Imperio de la luna tiene que ver con dos cosas: hace muchos años leí un poema de Wallace Stevens (“Domination of Black”), que, por alguna extraña razón, el traductor había elegido titular “Imperio del negro”. No se trata de un “imperio” en el sentido de la definición formal, sino de algo que está por encima de todo y en todas partes. Y la luna, omnipresente en mis poemas de esa época (de todas las épocas), se me imponía. Por eso decidí llamar al libro de ese modo.
Are you also interested in Italian culture? What idea do you have of Italian literature?
Durante buena parte de mi juventud leí a muchos autores italianos. Pavese, hasta el día de hoy, sigue siendo uno de mis escritores favoritos. Luego, Ungaretti, Montale, Quasimodo siempre me importaron. Por supuesto que leí todo lo que podía en ese entonces: Papini, Guareschi, Bepe Fenoglio, Natalia Guinzburg, Pasolini, Svevo, Moravia, etc. Después, cuando dejé de leer novela en general (sólo leo estilistas y pocos), Italia se me redujo a la poesía. En los últimos años leí con mucho gusto a Patrizia Cavalli, a Valerio Magrelli (a quien tuve el gusto de conocer hace años y con quien todavía sigo en contacto) y a muchos otros poetas que traduce diligentemente Jorge Aulicino, uno de los mejores poetas argentinos y un gran traductor del italiano, y que publica en su blog Otra iglesia es imposible. Seguramente todo esto es poco, pero uno tiene apenas una vida, ¿no?
…and now, what are you writing, what are you working on?

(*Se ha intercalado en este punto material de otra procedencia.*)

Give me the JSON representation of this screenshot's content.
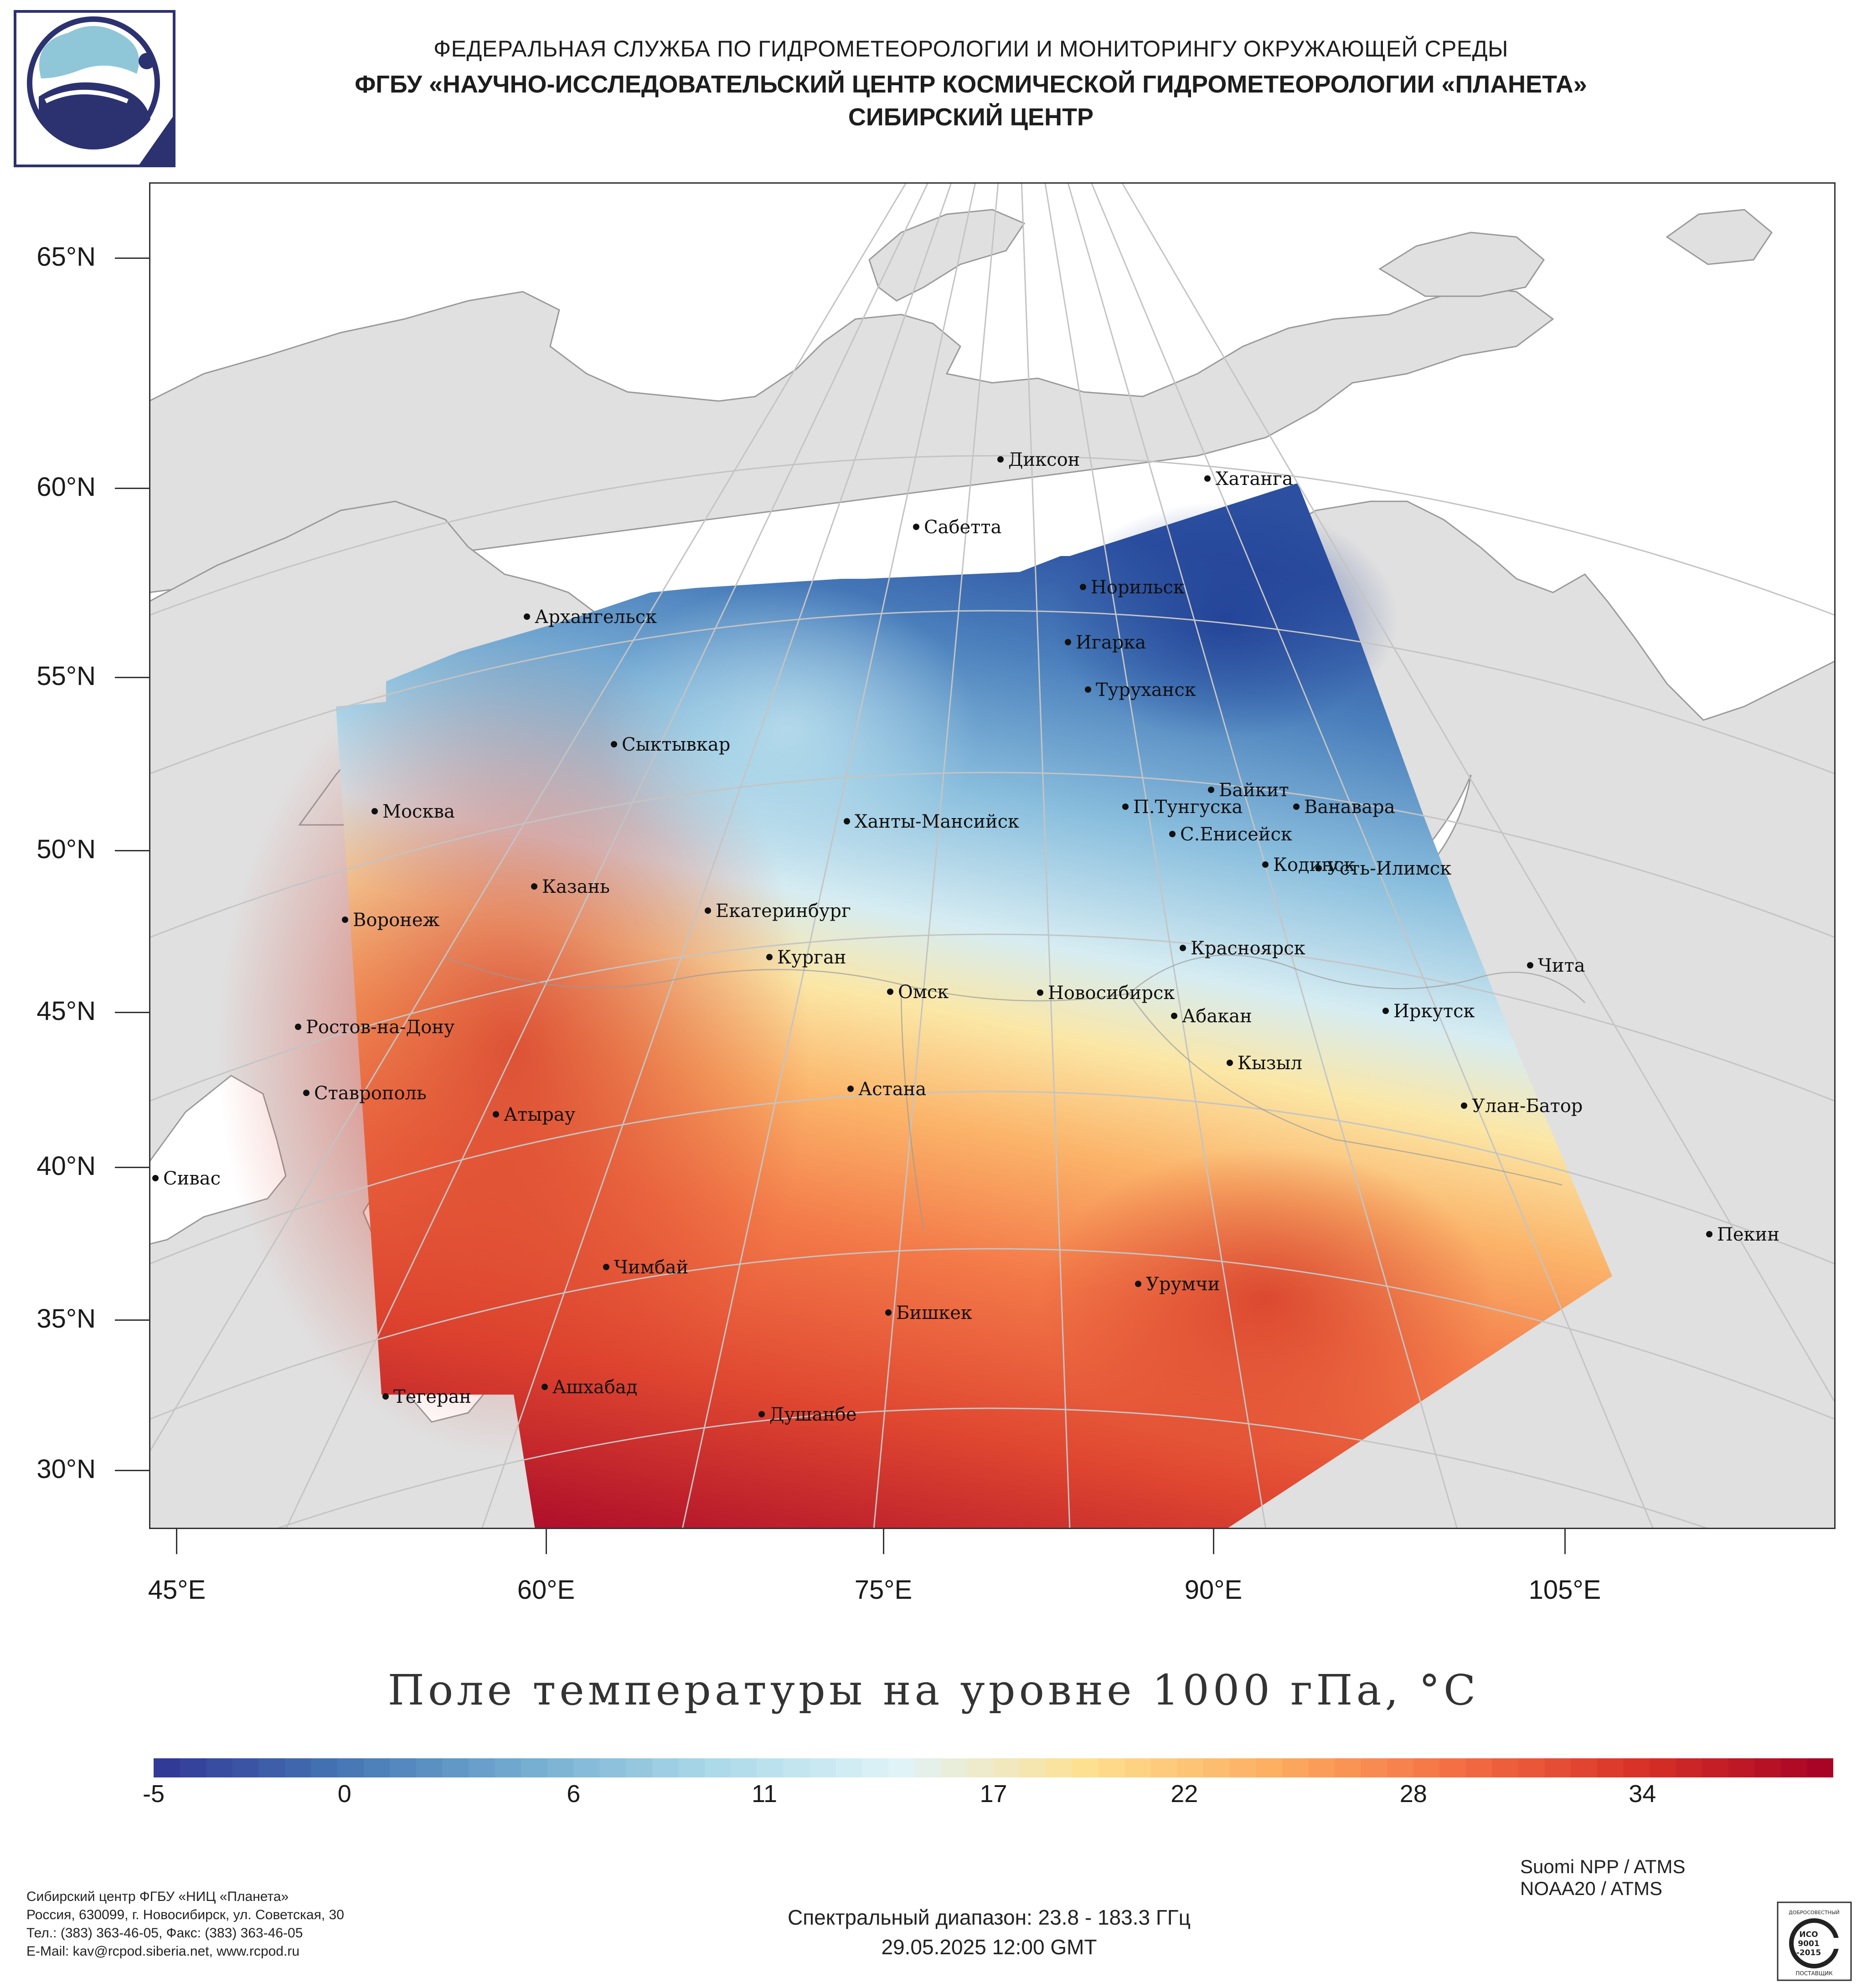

Nunca trabajo en un único proyecto. Escribo poemas, pero no soy prolífico. Publicó un libro cada 10 años, más o menos. En 2016 salieron mis poemas reunidos y allí incluí dos libros inéditos. Ahora, para mi sorpresa, estoy escribiendo otro tipo de poesía, y no me quejo. Escribo además un libro sobre Dublín, para la editorial española Pre-Textos y traduzco varios libros: acabo de terminar Dead as Doornails, una memoir de la vida literaria en Dublín y Londres en los años cincuenta, de Anthony Cronin; ahora mismo estoy con una edición anotada de los Tres cuentos, de Gustave Flaubert; me espera un libro de poemas del irlandés Michael O’Laughlin, una memoir del galés Patrick Macguire, Y en los ratos de ocio, termino una Breve historia de la poesía argentina contemporánea, que empecé hace unos diez años. Planes tengo muchos, tiempo muy poco, dinero poquísimo.